Rescue workers had earlier brought the victims’ bodies to the police station, where families of the dead had gathered. Distraught relatives had also waited outside the daycare centre well into the night.

‘I don’t know what to do next’

Police said the armed attacker broke into the building just after lunch time on Thursday, shooting his way past a teacher and parent outside.

Witnesses said he first shot staff – including a teacher who was eight-months pregnant- before forcing his way past teachers into a room where children were napping.

Police said he stabbed most of his victims before fleeing.

Headteacher Nanticha Panchum told the BBC she had just sent the children off for their nap when she heard gunshots.

Usually the centre looked after 92 children on site but because of poor weather and a bus breakdown, there were only 24 there at the time.

Only one child survived, Ms Nanticha said.

“This is something I never dreamed of… I don’t know what to do next. I really can’t think of anything at the moment,” she told the BBC.

The attacker’s son went to the centre but hadn’t been attending for a month, she said. He was recognised by one of her colleagues when he burst in.

Soon after news of the attack emerged, Thai Police published an online manhunt appeal – identifying the man as Panya Kamrab, a local man. He was a former officer who had been fired in June for drug use, police later said.

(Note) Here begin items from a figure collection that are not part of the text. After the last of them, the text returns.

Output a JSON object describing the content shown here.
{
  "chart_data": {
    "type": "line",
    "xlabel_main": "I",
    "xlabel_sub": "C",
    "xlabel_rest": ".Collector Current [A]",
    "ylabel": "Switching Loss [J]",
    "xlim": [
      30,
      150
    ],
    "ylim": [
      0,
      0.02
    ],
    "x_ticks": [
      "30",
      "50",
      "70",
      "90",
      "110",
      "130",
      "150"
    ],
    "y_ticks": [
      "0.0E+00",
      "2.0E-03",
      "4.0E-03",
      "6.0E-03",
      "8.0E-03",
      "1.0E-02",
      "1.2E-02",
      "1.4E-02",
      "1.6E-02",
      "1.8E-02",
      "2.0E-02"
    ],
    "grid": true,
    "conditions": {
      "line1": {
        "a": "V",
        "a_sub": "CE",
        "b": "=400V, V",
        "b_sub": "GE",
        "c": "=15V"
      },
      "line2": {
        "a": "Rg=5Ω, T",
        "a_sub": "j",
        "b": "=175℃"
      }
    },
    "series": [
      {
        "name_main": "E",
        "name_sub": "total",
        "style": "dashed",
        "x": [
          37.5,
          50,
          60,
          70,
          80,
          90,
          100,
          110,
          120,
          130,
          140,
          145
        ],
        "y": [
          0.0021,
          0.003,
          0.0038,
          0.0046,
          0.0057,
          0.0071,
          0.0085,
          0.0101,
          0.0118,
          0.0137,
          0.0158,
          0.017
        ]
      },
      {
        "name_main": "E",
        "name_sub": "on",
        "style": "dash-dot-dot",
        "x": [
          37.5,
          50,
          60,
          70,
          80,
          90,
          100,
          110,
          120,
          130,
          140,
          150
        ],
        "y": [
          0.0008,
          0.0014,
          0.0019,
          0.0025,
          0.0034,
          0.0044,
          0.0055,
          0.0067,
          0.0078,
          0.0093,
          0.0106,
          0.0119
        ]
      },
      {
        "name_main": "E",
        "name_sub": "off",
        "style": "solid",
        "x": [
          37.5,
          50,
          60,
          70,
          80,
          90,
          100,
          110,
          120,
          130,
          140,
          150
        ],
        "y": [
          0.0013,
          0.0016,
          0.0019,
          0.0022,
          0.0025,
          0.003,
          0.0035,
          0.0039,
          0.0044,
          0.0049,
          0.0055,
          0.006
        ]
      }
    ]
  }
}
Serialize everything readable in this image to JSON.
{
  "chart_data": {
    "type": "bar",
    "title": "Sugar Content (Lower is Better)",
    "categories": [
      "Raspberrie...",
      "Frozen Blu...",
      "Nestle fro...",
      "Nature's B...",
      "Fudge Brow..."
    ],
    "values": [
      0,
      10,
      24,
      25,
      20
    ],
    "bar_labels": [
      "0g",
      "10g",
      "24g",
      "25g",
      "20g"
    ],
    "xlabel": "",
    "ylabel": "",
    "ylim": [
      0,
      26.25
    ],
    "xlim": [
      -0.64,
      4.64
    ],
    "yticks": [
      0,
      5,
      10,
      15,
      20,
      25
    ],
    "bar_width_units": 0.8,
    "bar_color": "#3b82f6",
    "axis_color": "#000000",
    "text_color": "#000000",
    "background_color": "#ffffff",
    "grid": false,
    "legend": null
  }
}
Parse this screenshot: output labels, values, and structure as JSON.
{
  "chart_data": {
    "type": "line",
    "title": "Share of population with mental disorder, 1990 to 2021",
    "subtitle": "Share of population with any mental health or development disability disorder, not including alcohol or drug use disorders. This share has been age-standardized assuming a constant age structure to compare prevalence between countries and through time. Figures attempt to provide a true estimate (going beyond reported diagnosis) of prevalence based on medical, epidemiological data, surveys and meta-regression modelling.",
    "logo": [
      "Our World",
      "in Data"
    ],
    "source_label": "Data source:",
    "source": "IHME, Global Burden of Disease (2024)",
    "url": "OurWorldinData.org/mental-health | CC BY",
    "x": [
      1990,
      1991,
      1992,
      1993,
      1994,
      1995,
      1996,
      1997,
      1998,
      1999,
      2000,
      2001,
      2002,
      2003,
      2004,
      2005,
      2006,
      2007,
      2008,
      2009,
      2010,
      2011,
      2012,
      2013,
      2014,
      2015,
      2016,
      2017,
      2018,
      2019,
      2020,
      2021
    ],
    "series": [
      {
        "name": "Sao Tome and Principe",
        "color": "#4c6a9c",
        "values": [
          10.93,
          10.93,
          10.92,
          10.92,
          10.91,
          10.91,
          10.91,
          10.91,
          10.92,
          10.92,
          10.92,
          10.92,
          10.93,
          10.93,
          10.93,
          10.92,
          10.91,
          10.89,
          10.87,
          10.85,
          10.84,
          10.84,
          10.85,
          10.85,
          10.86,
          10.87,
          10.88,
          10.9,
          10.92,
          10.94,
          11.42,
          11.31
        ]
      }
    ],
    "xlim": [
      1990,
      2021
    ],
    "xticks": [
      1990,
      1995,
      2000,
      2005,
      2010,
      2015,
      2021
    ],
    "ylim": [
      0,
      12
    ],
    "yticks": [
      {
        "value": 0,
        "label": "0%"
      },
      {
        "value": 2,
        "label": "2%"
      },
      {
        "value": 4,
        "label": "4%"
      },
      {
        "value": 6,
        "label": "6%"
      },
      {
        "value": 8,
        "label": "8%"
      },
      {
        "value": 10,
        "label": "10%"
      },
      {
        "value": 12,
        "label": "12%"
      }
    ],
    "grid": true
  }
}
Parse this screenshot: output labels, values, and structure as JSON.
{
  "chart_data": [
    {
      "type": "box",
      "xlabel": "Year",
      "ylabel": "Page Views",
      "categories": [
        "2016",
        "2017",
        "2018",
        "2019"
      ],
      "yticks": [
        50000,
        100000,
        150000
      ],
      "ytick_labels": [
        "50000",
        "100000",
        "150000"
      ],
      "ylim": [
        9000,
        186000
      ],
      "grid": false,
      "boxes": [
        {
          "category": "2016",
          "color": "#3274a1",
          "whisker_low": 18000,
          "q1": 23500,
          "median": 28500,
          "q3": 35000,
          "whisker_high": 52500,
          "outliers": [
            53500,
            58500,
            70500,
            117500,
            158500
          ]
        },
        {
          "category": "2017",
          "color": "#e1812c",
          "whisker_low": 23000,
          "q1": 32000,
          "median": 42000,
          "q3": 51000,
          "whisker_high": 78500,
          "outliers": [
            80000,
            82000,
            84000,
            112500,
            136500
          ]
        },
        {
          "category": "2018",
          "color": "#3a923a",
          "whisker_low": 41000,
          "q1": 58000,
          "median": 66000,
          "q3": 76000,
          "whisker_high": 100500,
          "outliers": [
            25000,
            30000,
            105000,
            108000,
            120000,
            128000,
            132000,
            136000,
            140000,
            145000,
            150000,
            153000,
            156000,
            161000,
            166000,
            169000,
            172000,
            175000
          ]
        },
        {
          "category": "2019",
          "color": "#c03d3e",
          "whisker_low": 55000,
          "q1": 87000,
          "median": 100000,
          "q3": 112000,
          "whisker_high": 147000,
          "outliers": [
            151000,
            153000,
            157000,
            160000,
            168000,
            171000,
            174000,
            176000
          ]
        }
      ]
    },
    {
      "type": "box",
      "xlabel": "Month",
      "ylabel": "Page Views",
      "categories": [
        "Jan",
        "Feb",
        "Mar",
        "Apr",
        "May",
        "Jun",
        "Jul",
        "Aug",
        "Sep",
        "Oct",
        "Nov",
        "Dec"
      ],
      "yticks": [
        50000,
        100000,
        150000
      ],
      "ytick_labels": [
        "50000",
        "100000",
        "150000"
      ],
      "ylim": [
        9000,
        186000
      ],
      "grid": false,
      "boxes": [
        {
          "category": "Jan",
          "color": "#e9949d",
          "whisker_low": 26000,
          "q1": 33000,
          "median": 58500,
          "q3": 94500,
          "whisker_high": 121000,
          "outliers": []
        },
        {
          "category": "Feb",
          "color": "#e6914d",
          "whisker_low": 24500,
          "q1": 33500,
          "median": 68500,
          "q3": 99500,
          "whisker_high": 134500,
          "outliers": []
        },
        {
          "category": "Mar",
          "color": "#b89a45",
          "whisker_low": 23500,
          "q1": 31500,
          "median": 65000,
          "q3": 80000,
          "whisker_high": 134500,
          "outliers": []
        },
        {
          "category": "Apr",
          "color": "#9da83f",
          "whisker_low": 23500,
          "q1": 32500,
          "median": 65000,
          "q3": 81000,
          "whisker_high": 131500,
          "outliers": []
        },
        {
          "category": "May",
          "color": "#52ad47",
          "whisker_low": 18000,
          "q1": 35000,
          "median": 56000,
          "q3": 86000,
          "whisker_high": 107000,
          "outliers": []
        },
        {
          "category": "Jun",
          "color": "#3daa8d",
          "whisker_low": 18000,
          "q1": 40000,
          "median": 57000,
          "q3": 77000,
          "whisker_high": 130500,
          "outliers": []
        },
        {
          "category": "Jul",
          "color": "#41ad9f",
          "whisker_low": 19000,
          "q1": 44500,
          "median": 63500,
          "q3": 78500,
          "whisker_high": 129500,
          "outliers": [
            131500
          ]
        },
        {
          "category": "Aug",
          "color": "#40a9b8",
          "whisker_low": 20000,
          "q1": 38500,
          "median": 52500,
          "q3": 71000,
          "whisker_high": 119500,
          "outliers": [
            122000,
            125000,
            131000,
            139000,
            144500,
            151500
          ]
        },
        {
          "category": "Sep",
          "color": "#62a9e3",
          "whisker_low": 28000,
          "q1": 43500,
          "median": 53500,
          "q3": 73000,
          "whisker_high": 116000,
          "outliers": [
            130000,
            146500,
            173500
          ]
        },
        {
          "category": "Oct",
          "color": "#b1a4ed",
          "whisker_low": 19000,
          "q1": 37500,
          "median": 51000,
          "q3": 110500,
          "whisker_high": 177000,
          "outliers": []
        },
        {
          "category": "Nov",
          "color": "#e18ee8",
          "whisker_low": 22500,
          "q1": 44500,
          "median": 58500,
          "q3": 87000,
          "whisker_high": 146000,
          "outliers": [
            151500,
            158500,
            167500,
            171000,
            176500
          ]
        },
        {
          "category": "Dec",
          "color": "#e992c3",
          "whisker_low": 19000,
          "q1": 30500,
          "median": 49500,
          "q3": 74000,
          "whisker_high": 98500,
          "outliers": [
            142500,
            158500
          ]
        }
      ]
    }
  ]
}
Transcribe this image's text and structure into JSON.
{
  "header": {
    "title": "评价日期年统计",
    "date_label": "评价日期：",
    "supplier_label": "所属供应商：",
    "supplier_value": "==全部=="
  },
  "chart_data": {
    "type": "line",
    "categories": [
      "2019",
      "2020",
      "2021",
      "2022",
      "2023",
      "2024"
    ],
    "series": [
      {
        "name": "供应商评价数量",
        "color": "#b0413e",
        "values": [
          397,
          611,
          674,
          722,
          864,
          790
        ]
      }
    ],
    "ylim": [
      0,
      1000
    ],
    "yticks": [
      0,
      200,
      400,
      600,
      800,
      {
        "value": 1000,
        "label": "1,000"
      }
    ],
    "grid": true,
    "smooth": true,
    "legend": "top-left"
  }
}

Officers who rushed to the nursery were confronted with the bodies of adults and children, some of them very young, lying inside and outside the building.

“We found that the perpetrator tried to break in and he mainly used a knife to commit the crime by killing a number of small children,” said Police Chief Damrongsak Kittiprapat.

“Then he got out and started killing anyone he met along the way with a gun or the knife until he got home.

“We surrounded the house and then found that he committed suicide in his home.”

Police said Kamrab returned home, killing his wife and son before taking his own life.

He had appeared in court the morning of the attack on charges related to the use and possible sale of methamphetamine. He had been due to face a verdict on Friday.

Mass shootings in Thailand are rare, although gun ownership rates are relatively high for the region. Illegal weapons are also common in the south-east Asian country, according to the Reuters news agency.

The nursery attack comes less than a month after an army officer shot dead two of his colleagues at a base in Bangkok.

In 2020 a soldier killed 29 people and injured dozens more in the city of Nakhon Ratchasima.